二つ目は coeffect(余効果)です。これは「計算が環境に対して何を要求するか」を記述するものです。どの設定を読み取る必要があるか、どのサービスに依存しているかなどが対象となります。この概念は Petricek 氏らによる 2013 年の研究に由来し、effect の双対(対偶)として位置づけられています。

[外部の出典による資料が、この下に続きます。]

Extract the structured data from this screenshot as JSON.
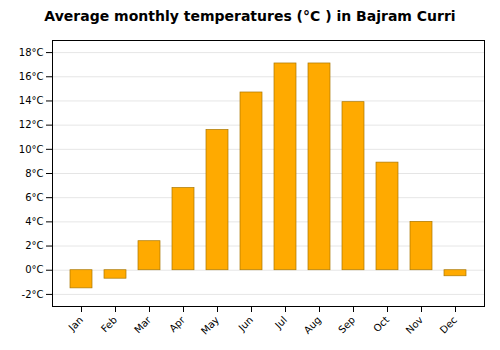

重要な洞察は、これらの概念が従来はコンパイル時の静的解析ツールとして使われてきた点です。型システムはコンパイル時に「このコードがどのような副作用を発生させる可能性があるか」「どのような文脈が必要か」をチェックし、その制約は辞書的スコープ内で固定されていました。Cordis の論文では、これらをランタイムメカニズムへと昇華させ、コンポーネントが随時到着・離脱する動的なシナリオでも機能するようにしました。これが、既存の取り組みとの決定的な違いです。
5.3 可逆的な副作用:「取り消し」を構造的保証とする
5.3.1 コアアイデア:すべての変換には逆変換が伴う
時間次元における要請は、「コンポーネントのアンロード=共有環境への復元」です。論文では effect を以下のようにモデル化しています。
e : Γ → Γ × (Γ → Γ)
これは、effect 関数が現在の文脈(Γ)を受け取り、新しい文脈と逆変換関数(undo 関数)のペアを返すことを意味します。この逆変換をランタイムに委ねることで、effect の追跡が可能になります。そして、その逆変換をランタイムが自動的に組み合わせることで、「復元」は開発者が手動でクリーンアップする仕組みではなく、構造的な保証へと昇華します。
形式的には、効果文脈 ∂Γ = (γ, φ) と定義されます。ここで γ は現在の状態を表し、φ はこれまでのすべての effect の逆変換を合成した累算器です。これにより、track 関数は effect を実行する際に新しい状態を γ に書き込み、その逆変換を φ に合成します。
リカバリ処理では、φを現在の状態に作用させることで、φ(γ) が初期状態 γ₀(論文では「健全性不変量」と呼ばれる)へと戻ります。
逆順の累積(ツイストされた合成)により、「先に実行された効果ほど後に撤销される」という LIFO(後入れ先出し)の仕組みが自然に実現されます。
Cordis におけるすべてのコンテキスト変更は、ctx.effect という単一的原語に集約されています。サービス提供、プラグインのマウント、リスナーの登録などはすべてこの原語の特殊ケースに過ぎません。そして今、その正当性が証明されました。